Iraqi cleric Ali al Sistani's rejection of the sovereignty plan for Iraq cooked up by the White House is the greatest impediment keeping them from doing what they wish with Iraq.
While the President builds an Iraqi house of matches and fiddles as Baghdad kindles, will he ally with Sistani to hold Iraq together and together build what is possible there and now?
This conversation between President Bush and V.P. Dick Cheney secretly recorded by a television repair person in the Oval Office, settles the question.

"Mr. President, it looks like Grand Ayatollah Ali al Husseini al Sistani is posing a grave and gathering threat to America and the world."
"Can't we buy 'em off? You know, like we do everybody else?"
"It's not about money for this guy. Won't take women either. Abhors drink, barely eats. He's like the pope. We can't find a kink in his armor. Only cares about what's best for his country."
"Man, what a weirdo."
"Think of him as Iraq's George Washington."
"First pres was that weird, huh."
"Won't even talk to us."
"Send Pat Robertson to see'em. He's a man of the cloth."
"Well, ah, the grand ayatollah is a different kind of holy man."
"Boy, they sure do have some strange ideas about religion over there."
"I think Ali al Husseini al Sistani's got a predetermined uprising in mind."
"Alice wants glory does he? He can forget it. Nobody's going to pre George W. Bush out of anything. Got that? I'm the President, and the President doesn't react, he preacts. We may be unpopular foreign occupiers to the people of Iraq, but they love us. Unelected governing bodies appointed by appointed officials may make them fuss, but how else are we going to give them self-determination?"
"Brilliantly put, sir."
"What's it Dick Pearl and D. Frum say in the summary of their recent book? You know, we got to take everybody out who gets in our way?"
"Mr. President, do you mean . . ."
"No, Big Dick. Not everybody. Just our enemies."

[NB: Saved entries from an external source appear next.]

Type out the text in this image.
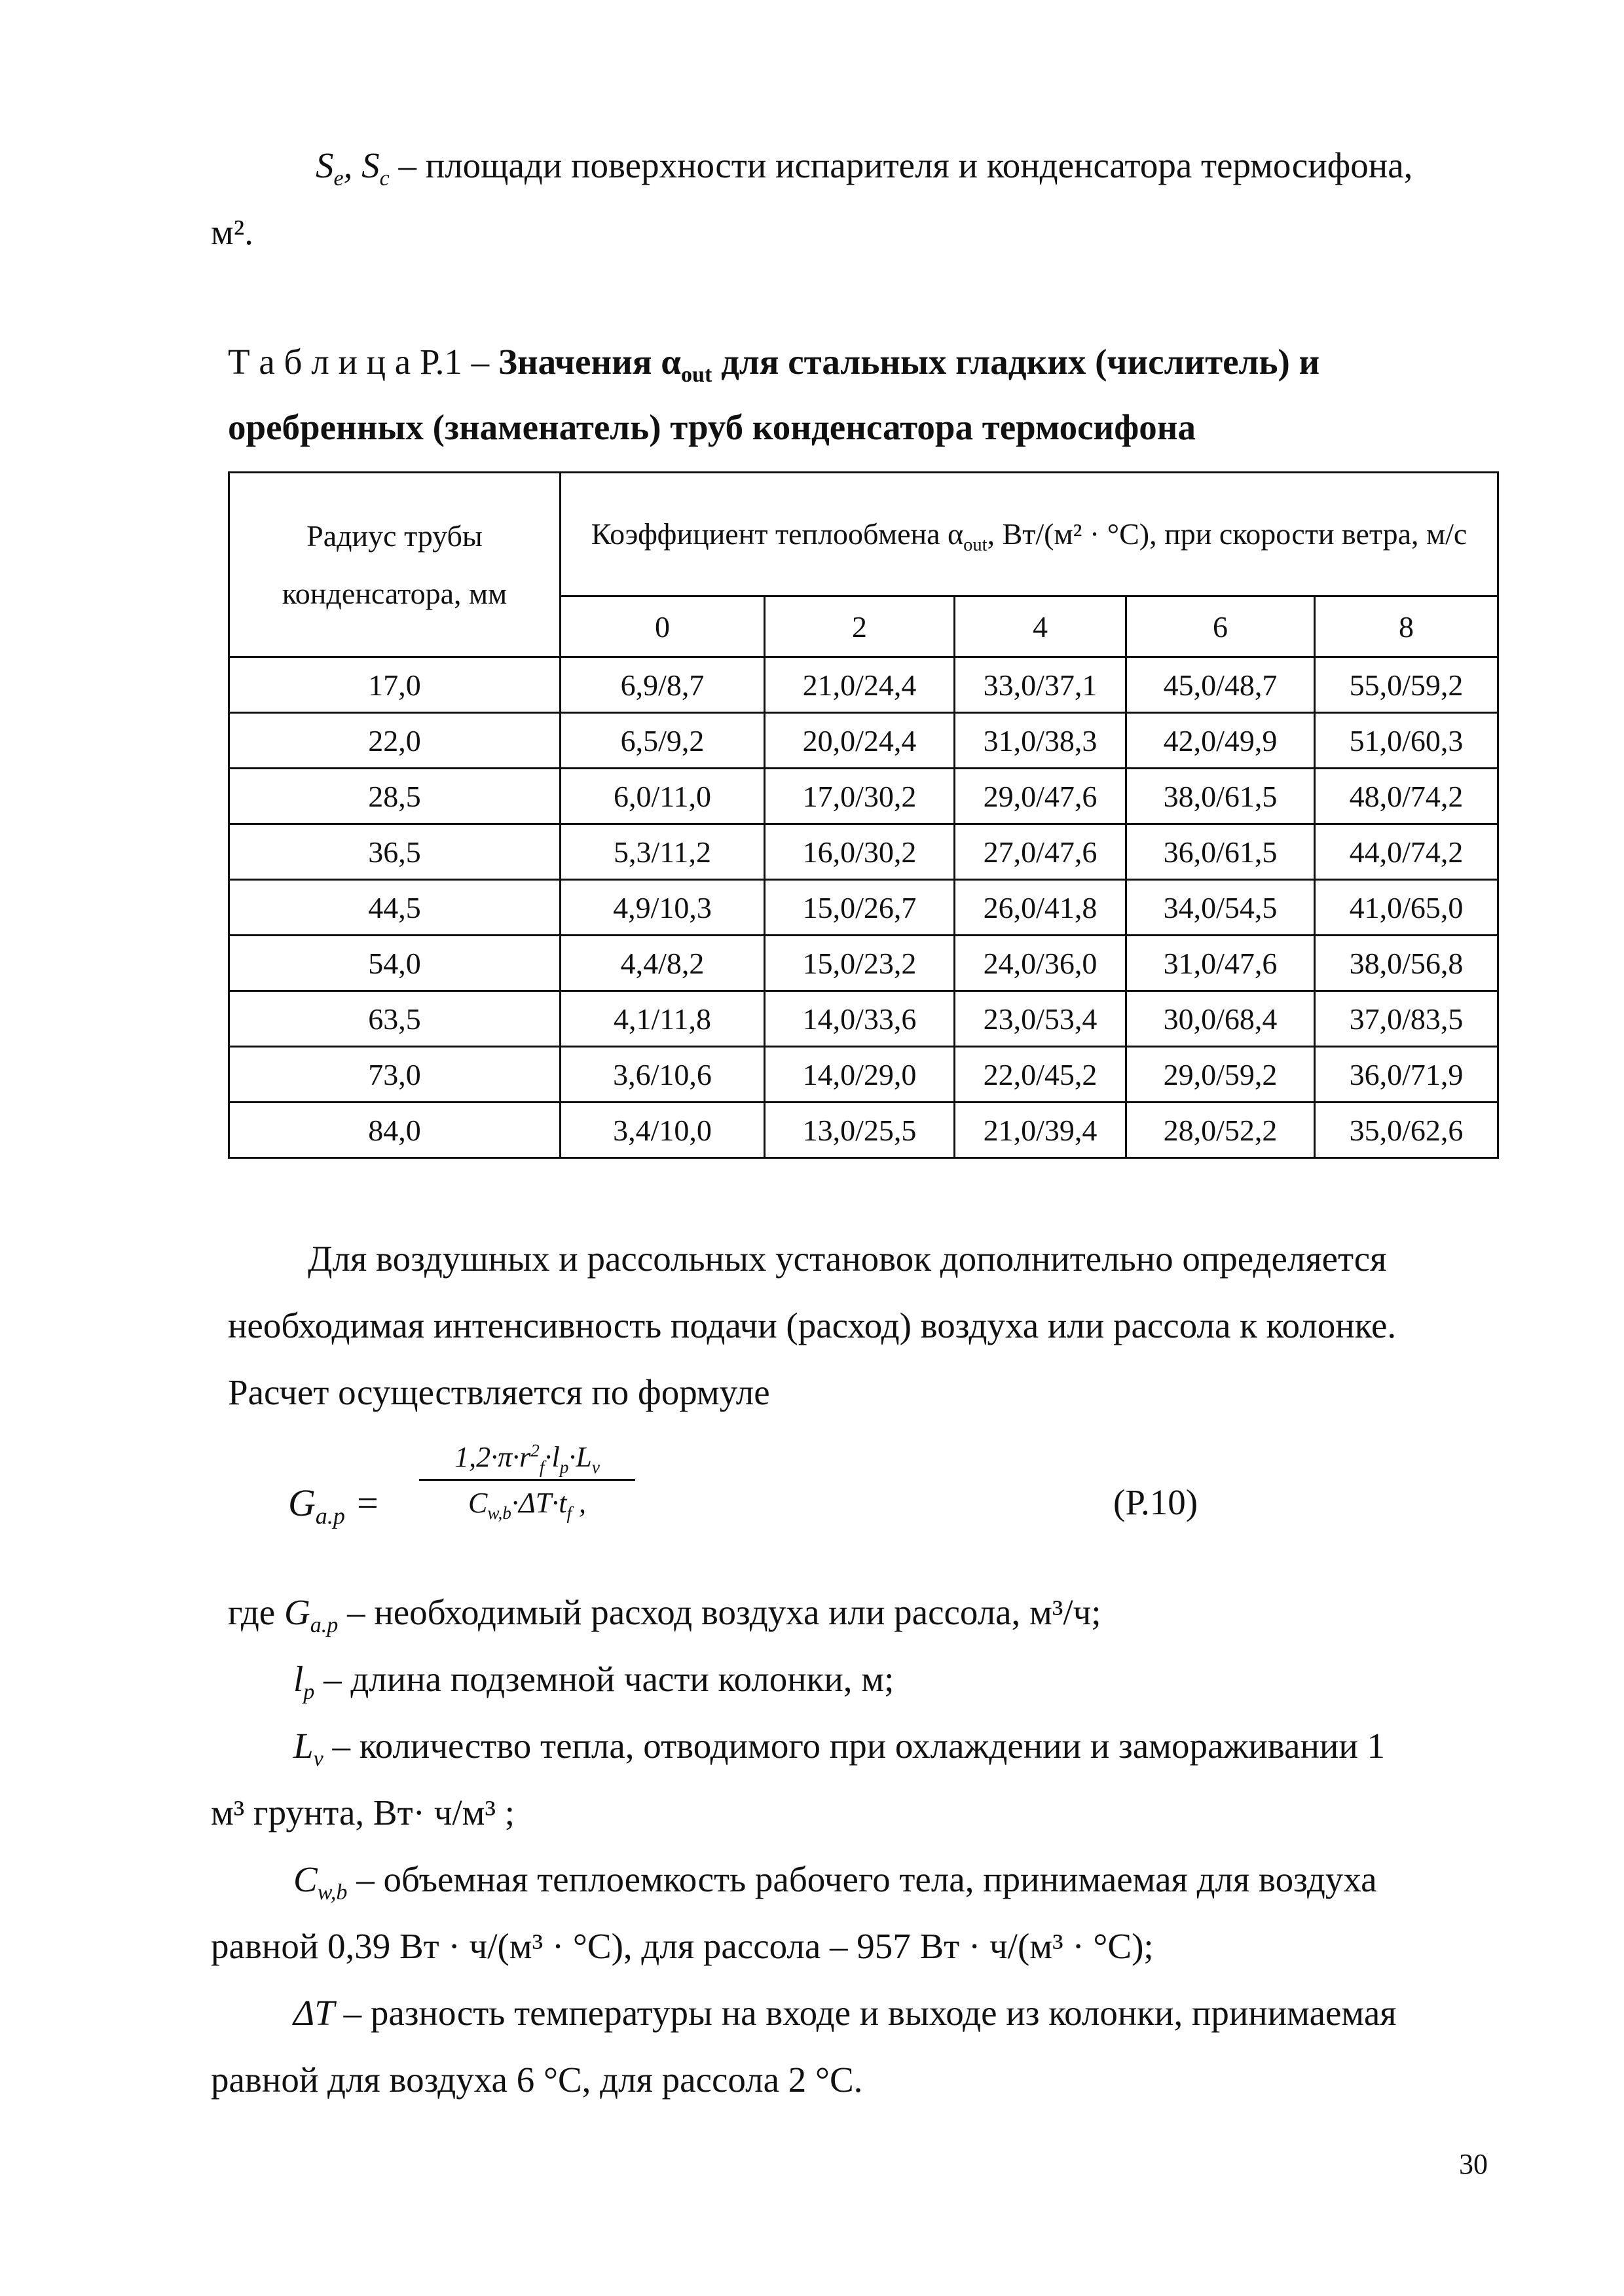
$S_e$, $S_c$ – площади поверхности испарителя и конденсатора термосифона,
м².
Т а б л и ц а Р.1 – Значения $\alpha_{out}$ для стальных гладких (числитель) и
оребренных (знаменатель) труб конденсатора термосифона
Радиус трубы конденсатора, мм	Коэффициент теплообмена $\alpha_{out}$, Вт/(м² · °С), при скорости ветра, м/с				
	0	2	4	6	8
17,0	6,9/8,7	21,0/24,4	33,0/37,1	45,0/48,7	55,0/59,2
22,0	6,5/9,2	20,0/24,4	31,0/38,3	42,0/49,9	51,0/60,3
28,5	6,0/11,0	17,0/30,2	29,0/47,6	38,0/61,5	48,0/74,2
36,5	5,3/11,2	16,0/30,2	27,0/47,6	36,0/61,5	44,0/74,2
44,5	4,9/10,3	15,0/26,7	26,0/41,8	34,0/54,5	41,0/65,0
54,0	4,4/8,2	15,0/23,2	24,0/36,0	31,0/47,6	38,0/56,8
63,5	4,1/11,8	14,0/33,6	23,0/53,4	30,0/68,4	37,0/83,5
73,0	3,6/10,6	14,0/29,0	22,0/45,2	29,0/59,2	36,0/71,9
84,0	3,4/10,0	13,0/25,5	21,0/39,4	28,0/52,2	35,0/62,6
Для воздушных и рассольных установок дополнительно определяется
необходимая интенсивность подачи (расход) воздуха или рассола к колонке.
Расчет осуществляется по формуле
$G_{a.p}$ =
$1,2\cdot\pi\cdot r^2_f\cdot l_p\cdot L_v$
$C_{w,b}\cdot\Delta T\cdot t_f$ ,	(Р.10)
где $G_{a.p}$ – необходимый расход воздуха или рассола, м³/ч;
$l_p$ – длина подземной части колонки, м;
$L_v$ – количество тепла, отводимого при охлаждении и замораживании 1
м³ грунта, Вт· ч/м³ ;
$C_{w,b}$ – объемная теплоемкость рабочего тела, принимаемая для воздуха
равной 0,39 Вт · ч/(м³ · °С), для рассола – 957 Вт · ч/(м³ · °С);
ΔT – разность температуры на входе и выходе из колонки, принимаемая
равной для воздуха 6 °С, для рассола 2 °С.
30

"What are you saying, Mr. President?"
"What am I saying?"
"Your cryptic mind has me stymied; although, I await your impeccable orders."
"Why can't we all just get along, Big Dick. Don't they see what I'm tryin' to do for them? Like Jesus, so misunderstood. What those people need is a savior and instead they're worshipping at the feet of a golden calf with a long beard - this Alice guy. We need your buddy Ahmed Chalabi more than ever."
"And ahh . . . Alice?"
"Another grave an' gathering threat is he?"
"I have the secret intelligence, sir."
"Dangerous madman? Dangerous madman who's a really dangerous madman?"
"Saddam revisited, sir."
"Make 'em an offer he can't refuse."
"Oh Mr. President! I've waited my entire professional career to hear that order!"
"Just remember we're on an election schedule."
"I hear and obey."
"Man, but that dangerous madman, Saddam Hussein sure did make a mess of the world."